Pour la première fois au Québec, une étude explore ce que manger sainement signifie pour les parents d'enfants d'âge préscolaire. Selon l'enquête menée auprès de 1257 familles, deux visions s'opposent: des parents font rimer bien manger avec qualité, d'autres avec quantité.

«La petite enfance est vraiment une période déterminante, parce que c'est là que les comportements alimentaires à long terme se développent, a dit Stéphanie Pernice, nutritionniste, qui présentera l'étude lundi au congrès de l'Association francophone pour le savoir (ACFAS). Jusqu'à 3 ans, les enfants ont des signaux de faim et de satiété très forts. Mais si l'enfant est déconnecté de ces signaux, ça peut l'amener à manger plus que ce dont il a besoin.» Déjà, à l'âge de 4 ans, 10 % des enfants québécois font de l'embonpoint et 4 % sont obèses.

Pour 40,8 % des parents sondés, bien manger signifie s'alimenter sainement, tandis que 31,4 % évoquent la variété et 23,5 %, l'aspect visuel de l'assiette.

Le tiers des familles dit faire appel à des stratégies ou à des ruses pour augmenter les quantités ingérées par les tout-petits. Camouflage de légumes (dans un pain de viande, par exemple), jeux forçant l'enfant à manger davantage (transformer la fourchette en avion) et promesses de récompenses sont au menu.

Effets pervers

«Le parent qui utilise ces stratégies veut simplement que son enfant mange mieux, a reconnu Mme Pernice. Mais nous apportons des bémols sur les effets pervers de certaines approches.» Dire à l'enfant qu'il doit finir son assiette pour avoir droit au dessert a des conséquences. «On fait en sorte que l'enfant aime encore moins l'aliment à manger, tout en ayant encore plus d'intérêt pour le dessert», a expliqué la nutritionniste.

Fait intéressant, près du quart des parents font participer le tout-petit à la cuisine. Pour rendre le repas en famille plus agréable, une vaste majorité (71 %) dit miser sur la discussion, tandis que 40,4 % s'assurent que toute la famille est à table et que 30,4 % évitent la télévision. «Le repas en famille agréable est un facteur clé permettant à l'enfant de développer une relation saine envers l'aliment», a observé Mme Pernice.

Seulement 8,6 % des familles ont évoqué le rôle de modèle du parent, pourtant primordial. «Il faut être cohérent, a souligné la nutritionniste. L'enfant est une petite éponge, qui observe ses parents.»

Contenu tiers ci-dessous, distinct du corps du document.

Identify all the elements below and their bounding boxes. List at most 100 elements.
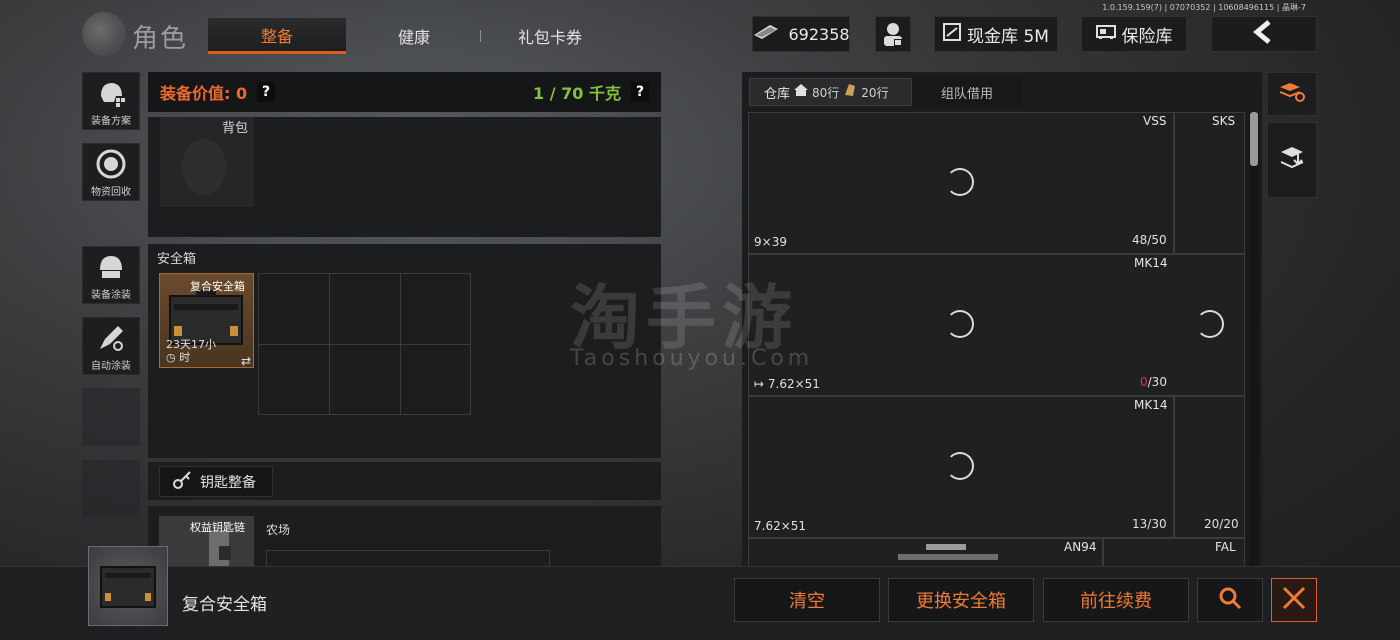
ammo-type: ↦ 7.62×51 <box>754 377 820 391</box>
sidebar-item-equipment-paint[interactable]: 装备涂装 <box>82 246 140 304</box>
timer-line-2: ◷ 时 <box>166 351 216 364</box>
weapon-name: FAL <box>1215 540 1236 554</box>
warehouse-tab-label: 仓库 <box>764 86 791 102</box>
timer-suffix: 时 <box>179 351 191 364</box>
key-equip-button[interactable]: 钥匙整备 <box>159 466 273 497</box>
watermark-url: Taoshouyou.Com <box>570 346 814 371</box>
backpack-label: 背包 <box>222 121 249 136</box>
value-help-button[interactable]: ? <box>257 82 276 102</box>
weapon-name: SKS <box>1212 114 1236 128</box>
clear-button[interactable]: 清空 <box>734 578 880 622</box>
sidebar-item-auto-paint[interactable]: 自动涂装 <box>82 317 140 375</box>
ammo-count: 13/30 <box>1132 517 1167 531</box>
key-chain-name: 权益钥匙链 <box>190 521 245 534</box>
key-icon <box>172 470 192 494</box>
operator-icon[interactable] <box>875 16 911 52</box>
weapon-cell[interactable] <box>748 254 1245 396</box>
bag-icon <box>843 83 857 101</box>
tab-health[interactable]: 健康 <box>366 18 462 54</box>
selected-item-thumbnail <box>88 546 168 626</box>
tab-divider <box>480 30 481 42</box>
safe-vault-button[interactable]: 保险库 <box>1081 16 1187 52</box>
tab-gift-cards[interactable]: 礼包卡券 <box>494 18 606 54</box>
back-arrow-icon <box>1251 19 1277 49</box>
warehouse-rows-home: 80行 <box>812 85 840 100</box>
sidebar-label: 自动涂装 <box>91 361 131 372</box>
warehouse-scrollbar[interactable] <box>1249 112 1259 566</box>
ammo-count: 20/20 <box>1204 517 1239 531</box>
renew-button[interactable]: 前往续费 <box>1043 578 1189 622</box>
tab-warehouse[interactable]: 仓库 80行 20行 <box>749 78 912 106</box>
timer-line-1: 23天17小 <box>166 338 216 351</box>
loading-spinner-icon <box>1196 310 1224 338</box>
secure-case-name: 复合安全箱 <box>190 280 245 293</box>
close-icon <box>1281 585 1307 616</box>
paint-helmet-icon <box>94 250 128 284</box>
secure-grid[interactable] <box>258 273 471 415</box>
warehouse-rows-extra: 20行 <box>861 85 889 100</box>
cash-vault-label: 现金库 5M <box>967 26 1049 47</box>
weapon-name: MK14 <box>1134 398 1168 412</box>
recycle-icon <box>94 147 128 181</box>
ammo-type: 7.62×51 <box>754 519 807 533</box>
close-button[interactable] <box>1271 578 1317 622</box>
ammo-count-zero: 0 <box>1140 375 1148 389</box>
sort-layers-button[interactable] <box>1267 72 1317 116</box>
layers-refresh-icon <box>1278 81 1306 107</box>
auto-paint-icon <box>94 321 128 355</box>
sidebar-item-equipment-plan[interactable]: 装备方案 <box>82 72 140 130</box>
ammo-count: 48/50 <box>1132 233 1167 247</box>
cash-vault-icon <box>943 22 962 46</box>
loading-spinner-icon <box>946 168 974 196</box>
character-logo-icon <box>82 12 126 56</box>
loading-spinner-icon <box>946 310 974 338</box>
search-icon <box>1218 586 1242 615</box>
sidebar-empty-slot <box>82 388 140 446</box>
secure-case-timer: 23天17小 ◷ 时 <box>166 338 216 364</box>
scrollbar-thumb[interactable] <box>1250 112 1258 166</box>
version-info: 1.0.159.159(7) | 07070352 | 10608496115 … <box>1102 3 1306 12</box>
weapon-name: MK14 <box>1134 256 1168 270</box>
ammo-type: 9×39 <box>754 235 787 249</box>
stash-import-button[interactable] <box>1267 122 1317 198</box>
secure-case-icon <box>100 566 156 608</box>
banknote-icon <box>752 23 780 45</box>
ammo-count: 0/30 <box>1140 375 1167 389</box>
weapon-name: AN94 <box>1064 540 1097 554</box>
safe-vault-label: 保险库 <box>1121 26 1173 47</box>
currency-amount: 692358 <box>788 24 850 44</box>
weight-value: 1 / 70 千克 <box>533 84 621 103</box>
ammo-link-icon: ↦ <box>754 377 765 391</box>
sidebar-item-recycle[interactable]: 物资回收 <box>82 143 140 201</box>
swap-icon[interactable]: ⇄ <box>241 354 251 368</box>
equipment-value: 装备价值: 0 <box>160 84 248 103</box>
page-title: 角色 <box>132 24 189 54</box>
tab-equipment[interactable]: 整备 <box>208 18 346 54</box>
clock-icon: ◷ <box>166 351 176 364</box>
loading-spinner-icon <box>946 452 974 480</box>
ammo-type-text: 7.62×51 <box>767 377 820 391</box>
back-button[interactable] <box>1211 16 1317 52</box>
currency-display[interactable]: 692358 <box>752 16 850 52</box>
ammo-count-capacity: /30 <box>1147 375 1167 389</box>
warehouse-grid[interactable]: VSS SKS 9×39 48/50 MK14 ↦ 7.62×51 0/30 M… <box>748 112 1245 566</box>
layers-download-icon <box>1278 144 1306 176</box>
weapon-cell[interactable] <box>1174 112 1245 254</box>
farm-grid[interactable] <box>266 550 550 566</box>
cash-vault-button[interactable]: 现金库 5M <box>934 16 1058 52</box>
change-secure-case-button[interactable]: 更换安全箱 <box>888 578 1034 622</box>
tab-team-borrow[interactable]: 组队借用 <box>912 78 1022 106</box>
farm-label: 农场 <box>266 523 291 537</box>
sidebar-divider <box>82 208 140 238</box>
key-equip-label: 钥匙整备 <box>200 474 256 491</box>
weight-help-button[interactable]: ? <box>631 82 649 102</box>
sniper-rifle-icon <box>878 540 998 566</box>
selected-item-name: 复合安全箱 <box>182 595 267 615</box>
sidebar-label: 装备涂装 <box>91 290 131 301</box>
weapon-name: VSS <box>1143 114 1167 128</box>
search-button[interactable] <box>1197 578 1263 622</box>
sidebar-label: 装备方案 <box>91 116 131 127</box>
sidebar-empty-slot <box>82 460 140 518</box>
helmet-plan-icon <box>94 76 128 110</box>
safe-icon <box>1095 24 1116 45</box>
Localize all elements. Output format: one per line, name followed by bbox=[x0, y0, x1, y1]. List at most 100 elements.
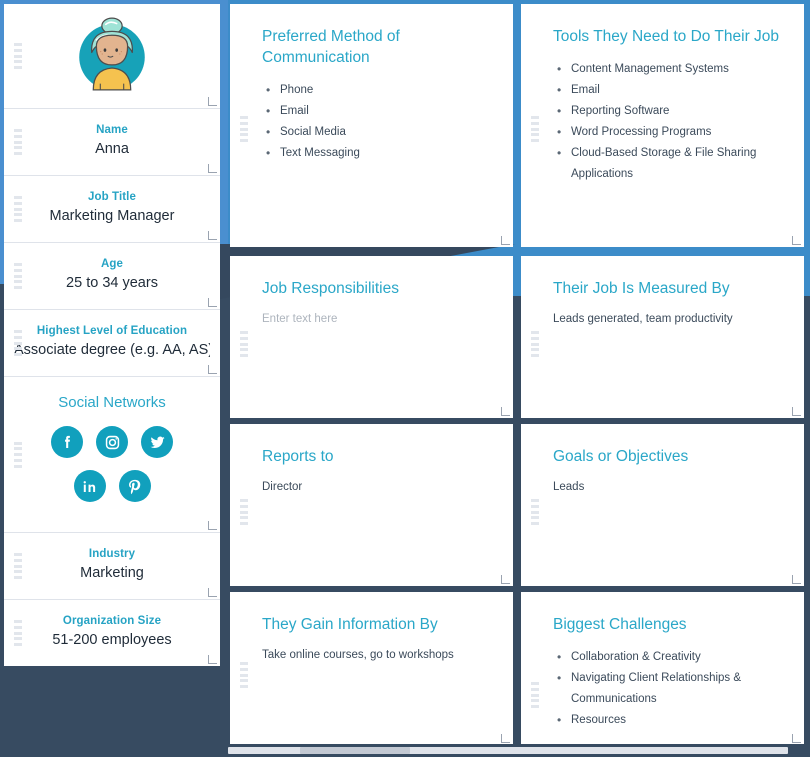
field-card-age[interactable]: Age 25 to 34 years bbox=[4, 243, 220, 310]
list-item: Collaboration & Creativity bbox=[557, 647, 782, 668]
resize-handle-icon[interactable] bbox=[208, 298, 217, 307]
card-goals[interactable]: Goals or Objectives Leads bbox=[521, 424, 804, 586]
card-title: They Gain Information By bbox=[262, 616, 438, 633]
social-networks-title: Social Networks bbox=[58, 394, 166, 411]
field-label: Organization Size bbox=[62, 615, 162, 627]
field-value[interactable]: Marketing bbox=[14, 564, 210, 583]
job-responsibilities-input[interactable]: Enter text here bbox=[262, 311, 491, 328]
drag-handle-icon[interactable] bbox=[14, 441, 22, 468]
list-item: Cloud-Based Storage & File Sharing Appli… bbox=[557, 143, 782, 185]
card-title: Reports to bbox=[262, 448, 334, 465]
list-item: Email bbox=[557, 80, 782, 101]
social-networks-card[interactable]: Social Networks bbox=[4, 377, 220, 533]
field-value[interactable]: Marketing Manager bbox=[14, 207, 210, 226]
field-label: Name bbox=[96, 124, 128, 136]
list-item: Reporting Software bbox=[557, 101, 782, 122]
card-measured-by[interactable]: Their Job Is Measured By Leads generated… bbox=[521, 256, 804, 418]
resize-handle-icon[interactable] bbox=[208, 655, 217, 664]
list-item: Text Messaging bbox=[266, 143, 491, 164]
field-value[interactable]: 25 to 34 years bbox=[14, 274, 210, 293]
list-item: Word Processing Programs bbox=[557, 122, 782, 143]
drag-handle-icon[interactable] bbox=[531, 331, 539, 357]
resize-handle-icon[interactable] bbox=[792, 407, 801, 416]
card-title: Goals or Objectives bbox=[553, 448, 689, 465]
card-preferred-communication[interactable]: Preferred Method of Communication Phone … bbox=[230, 4, 513, 247]
resize-handle-icon[interactable] bbox=[208, 231, 217, 240]
tools-list: Content Management Systems Email Reporti… bbox=[553, 59, 782, 185]
drag-handle-icon[interactable] bbox=[14, 553, 22, 579]
linkedin-icon[interactable] bbox=[73, 470, 106, 502]
resize-handle-icon[interactable] bbox=[208, 365, 217, 374]
card-title: Their Job Is Measured By bbox=[553, 280, 730, 297]
twitter-icon[interactable] bbox=[141, 426, 173, 458]
card-job-responsibilities[interactable]: Job Responsibilities Enter text here bbox=[230, 256, 513, 418]
instagram-icon[interactable] bbox=[96, 426, 128, 458]
list-item: Email bbox=[266, 101, 491, 122]
resize-handle-icon[interactable] bbox=[792, 575, 801, 584]
persona-sidebar: Name Anna Job Title Marketing Manager Ag… bbox=[4, 4, 220, 666]
drag-handle-icon[interactable] bbox=[14, 620, 22, 646]
resize-handle-icon[interactable] bbox=[792, 734, 801, 743]
scrollbar-thumb[interactable] bbox=[300, 747, 410, 754]
drag-handle-icon[interactable] bbox=[240, 499, 248, 525]
card-title: Tools They Need to Do Their Job bbox=[553, 28, 780, 45]
drag-handle-icon[interactable] bbox=[14, 330, 22, 356]
drag-handle-icon[interactable] bbox=[14, 263, 22, 289]
card-tools[interactable]: Tools They Need to Do Their Job Content … bbox=[521, 4, 804, 247]
field-card-name[interactable]: Name Anna bbox=[4, 109, 220, 176]
gain-information-value[interactable]: Take online courses, go to workshops bbox=[262, 647, 491, 664]
drag-handle-icon[interactable] bbox=[14, 43, 22, 69]
pinterest-icon[interactable] bbox=[118, 470, 151, 502]
card-gain-information[interactable]: They Gain Information By Take online cou… bbox=[230, 592, 513, 745]
resize-handle-icon[interactable] bbox=[208, 521, 217, 530]
field-card-education[interactable]: Highest Level of Education Associate deg… bbox=[4, 310, 220, 377]
goals-value[interactable]: Leads bbox=[553, 479, 782, 496]
drag-handle-icon[interactable] bbox=[240, 116, 248, 142]
drag-handle-icon[interactable] bbox=[531, 116, 539, 142]
card-challenges[interactable]: Biggest Challenges Collaboration & Creat… bbox=[521, 592, 804, 745]
resize-handle-icon[interactable] bbox=[501, 734, 510, 743]
facebook-icon[interactable] bbox=[51, 426, 83, 458]
resize-handle-icon[interactable] bbox=[501, 575, 510, 584]
drag-handle-icon[interactable] bbox=[14, 129, 22, 155]
card-reports-to[interactable]: Reports to Director bbox=[230, 424, 513, 586]
drag-handle-icon[interactable] bbox=[531, 499, 539, 525]
list-item: Social Media bbox=[266, 122, 491, 143]
social-row-primary bbox=[14, 426, 210, 458]
drag-handle-icon[interactable] bbox=[240, 662, 248, 688]
field-value[interactable]: Anna bbox=[14, 140, 210, 159]
persona-board: Name Anna Job Title Marketing Manager Ag… bbox=[0, 0, 810, 757]
field-card-industry[interactable]: Industry Marketing bbox=[4, 533, 220, 600]
card-title: Biggest Challenges bbox=[553, 616, 687, 633]
list-item: Phone bbox=[266, 80, 491, 101]
field-value[interactable]: Associate degree (e.g. AA, AS) bbox=[14, 341, 210, 360]
social-row-secondary bbox=[14, 470, 210, 502]
field-label: Highest Level of Education bbox=[36, 325, 188, 337]
resize-handle-icon[interactable] bbox=[208, 97, 217, 106]
avatar-person-icon bbox=[73, 15, 151, 98]
resize-handle-icon[interactable] bbox=[501, 236, 510, 245]
resize-handle-icon[interactable] bbox=[208, 588, 217, 597]
field-card-job-title[interactable]: Job Title Marketing Manager bbox=[4, 176, 220, 243]
list-item: Resources bbox=[557, 710, 782, 731]
resize-handle-icon[interactable] bbox=[501, 407, 510, 416]
drag-handle-icon[interactable] bbox=[14, 196, 22, 222]
measured-by-value[interactable]: Leads generated, team productivity bbox=[553, 311, 782, 328]
list-item: Content Management Systems bbox=[557, 59, 782, 80]
field-label: Age bbox=[100, 258, 124, 270]
field-label: Industry bbox=[88, 548, 136, 560]
horizontal-scrollbar[interactable] bbox=[0, 744, 810, 757]
field-card-organization-size[interactable]: Organization Size 51-200 employees bbox=[4, 600, 220, 666]
resize-handle-icon[interactable] bbox=[208, 164, 217, 173]
drag-handle-icon[interactable] bbox=[531, 682, 539, 708]
challenges-list: Collaboration & Creativity Navigating Cl… bbox=[553, 647, 782, 731]
card-title: Job Responsibilities bbox=[262, 280, 399, 297]
reports-to-value[interactable]: Director bbox=[262, 479, 491, 496]
preferred-communication-list: Phone Email Social Media Text Messaging bbox=[262, 80, 491, 164]
card-title: Preferred Method of Communication bbox=[262, 28, 400, 66]
resize-handle-icon[interactable] bbox=[792, 236, 801, 245]
drag-handle-icon[interactable] bbox=[240, 331, 248, 357]
field-value[interactable]: 51-200 employees bbox=[14, 631, 210, 650]
list-item: Navigating Client Relationships & Commun… bbox=[557, 668, 782, 710]
avatar-card[interactable] bbox=[4, 4, 220, 109]
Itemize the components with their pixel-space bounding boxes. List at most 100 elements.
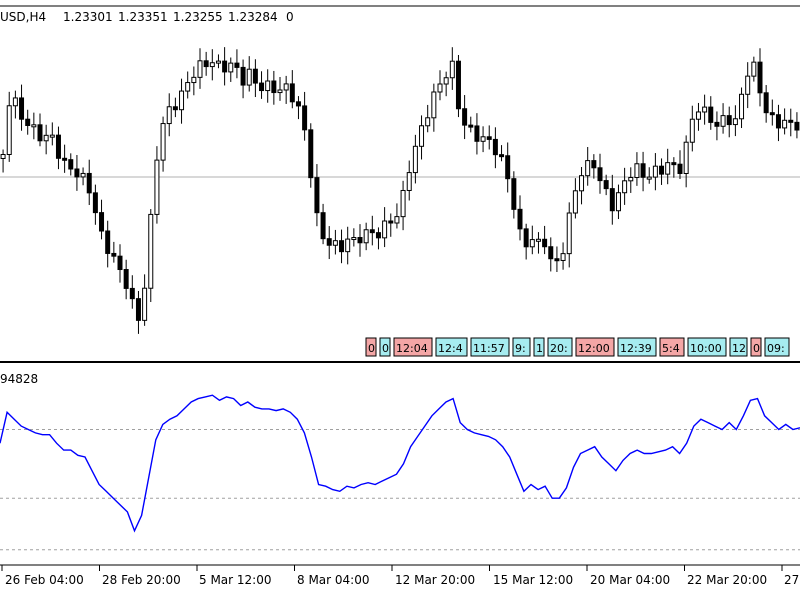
candle-bull (394, 216, 400, 224)
candle-bull (535, 238, 541, 242)
candle-bull (702, 106, 708, 113)
candle-bull (579, 175, 585, 192)
candle-bull (283, 83, 289, 91)
candle-bear (677, 163, 683, 174)
time-label-0: 26 Feb 04:00 (5, 573, 84, 587)
candle-bear (19, 97, 25, 120)
candle-bull (31, 124, 37, 128)
candle-bull (148, 213, 154, 289)
candle-bull (412, 145, 418, 174)
trade-tag-label: 12:04 (396, 342, 428, 355)
header-volume: 0 (286, 10, 294, 24)
trade-tag-label: 12 (732, 342, 746, 355)
candle-bull (277, 89, 283, 94)
candle-bear (357, 237, 363, 244)
candle-bull (209, 62, 215, 68)
price-panel (0, 0, 799, 360)
candle-bull (154, 159, 160, 215)
candle-bear (55, 134, 61, 159)
candle-bear (203, 60, 209, 68)
candle-bull (166, 106, 172, 125)
candle-bull (683, 141, 689, 174)
candle-bear (369, 229, 375, 234)
time-axis-labels: 26 Feb 04:00 28 Feb 20:00 5 Mar 12:00 8 … (5, 573, 799, 587)
candle-bear (603, 180, 609, 190)
candle-bull (6, 105, 12, 156)
candle-bull (652, 165, 658, 178)
candle-bear (302, 105, 308, 131)
trade-tag-label: 12:39 (620, 342, 652, 355)
candle-bear (339, 240, 345, 253)
time-label-3: 8 Mar 04:00 (297, 573, 370, 587)
time-label-7: 22 Mar 20:00 (687, 573, 767, 587)
trade-tag-label: 10:00 (690, 342, 722, 355)
candle-bull (720, 115, 726, 127)
trade-tag-label: 5:4 (662, 342, 680, 355)
candle-bear (25, 118, 31, 126)
candle-bull (142, 287, 148, 321)
candle-bear (129, 287, 135, 300)
candle-bear (259, 82, 265, 92)
candle-bear (172, 106, 178, 111)
candle-bull (665, 162, 671, 175)
chart-window: 0 0 12:04 12:4 11:57 9: 1 20: 12:00 12:39 5:4 10:00… (0, 0, 800, 600)
candle-bull (265, 80, 271, 92)
candle-bull (745, 75, 751, 95)
candle-bear (511, 178, 517, 210)
indicator-value: 94828 (0, 372, 38, 386)
time-label-8: 27 (784, 573, 799, 587)
candle-bear (757, 61, 763, 94)
candle-bull (572, 190, 578, 214)
candle-bull (228, 62, 234, 73)
candle-bull (566, 212, 572, 255)
candle-bear (320, 212, 326, 240)
candle-bull (425, 117, 431, 127)
trade-tags: 0 0 12:04 12:4 11:57 9: 1 20: 12:00 12:39 5:4 10:00… (365, 337, 790, 357)
candle-bear (486, 136, 492, 140)
indicator-levels (0, 429, 800, 551)
candle-bear (499, 154, 505, 158)
candle-bear (609, 188, 615, 212)
candle-bear (708, 106, 714, 123)
header-symbol: USD,H4 (0, 10, 46, 24)
indicator-line (0, 394, 800, 533)
candle-bear (37, 124, 43, 142)
candle-bull (363, 229, 369, 244)
candle-bull (406, 172, 412, 191)
candle-bull (345, 238, 351, 253)
candle-bear (375, 232, 381, 239)
trade-tag-label: 0 (753, 342, 760, 355)
candle-bull (449, 60, 455, 79)
candle-bear (671, 162, 677, 166)
candle-bear (326, 238, 332, 246)
candle-bear (252, 68, 258, 84)
candle-bear (492, 138, 498, 156)
candle-bull (695, 111, 701, 120)
candle-bear (462, 108, 468, 126)
candle-bull (585, 160, 591, 177)
candle-bull (443, 77, 449, 85)
candle-bull (782, 119, 788, 129)
trade-tag-label: 20: (550, 342, 568, 355)
candle-bull (179, 90, 185, 111)
header-low: 1.23255 (173, 10, 223, 24)
trade-tag-label: 1 (536, 342, 543, 355)
candle-bear (92, 192, 98, 214)
trade-tag-label: 9: (515, 342, 526, 355)
candle-bear (788, 119, 794, 123)
candle-bull (480, 136, 486, 142)
header-close: 1.23284 (228, 10, 278, 24)
candle-bear (775, 114, 781, 129)
candle-bear (591, 160, 597, 169)
time-label-5: 15 Mar 12:00 (493, 573, 573, 587)
candle-bear (517, 208, 523, 230)
time-axis-ticks (1, 565, 783, 571)
candle-bear (271, 80, 277, 94)
candle-bear (86, 172, 92, 194)
candle-bull (185, 82, 191, 92)
time-label-1: 28 Feb 20:00 (102, 573, 181, 587)
candle-bear (99, 212, 105, 232)
candle-bull (689, 118, 695, 143)
candle-bull (615, 192, 621, 212)
chart-canvas: 0 0 12:04 12:4 11:57 9: 1 20: 12:00 12:39 5:4 10:00… (0, 0, 800, 587)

Une stratégie intéressante

Il faut maintenant proposer aux parents de meilleures stratégies pour faire des repas l'occasion d'acquérir de saines habitudes de vie, selon Mme Pernice. «La division des responsabilités est une notion très intéressante, a-t-elle suggéré. Le parent est responsable du «quoi, où, qui et quand», tandis que l'enfant est responsable du «combien». Cela veut dire que le parent offre des aliments sains, au repas, que prend ensemble toute la famille. Mais l'enfant est la meilleure personne pour savoir la quantité qu'il souhaite manger. À long terme, ça fait des enfants qui ont une alimentation plus variée et une relation plus saine avec les aliments que si on met de la pression.»

Financé par Québec en forme, ce projet a été mené par Extenso, le centre de référence en nutrition humaine de l'Université de Montréal.

Trucs des parents pour rendre le repas plus agréable

71 % - Discussion

40,4 % - Tout la famille à table

30,4 % - Absence de télévision

22,9 % - Ambiance (musique, lumière tamisée, etc.)

Source : Enquête menée auprès de 1257 parents ayant au moins un enfant en CPE, projet Tout le monde à table, Université de Montréal.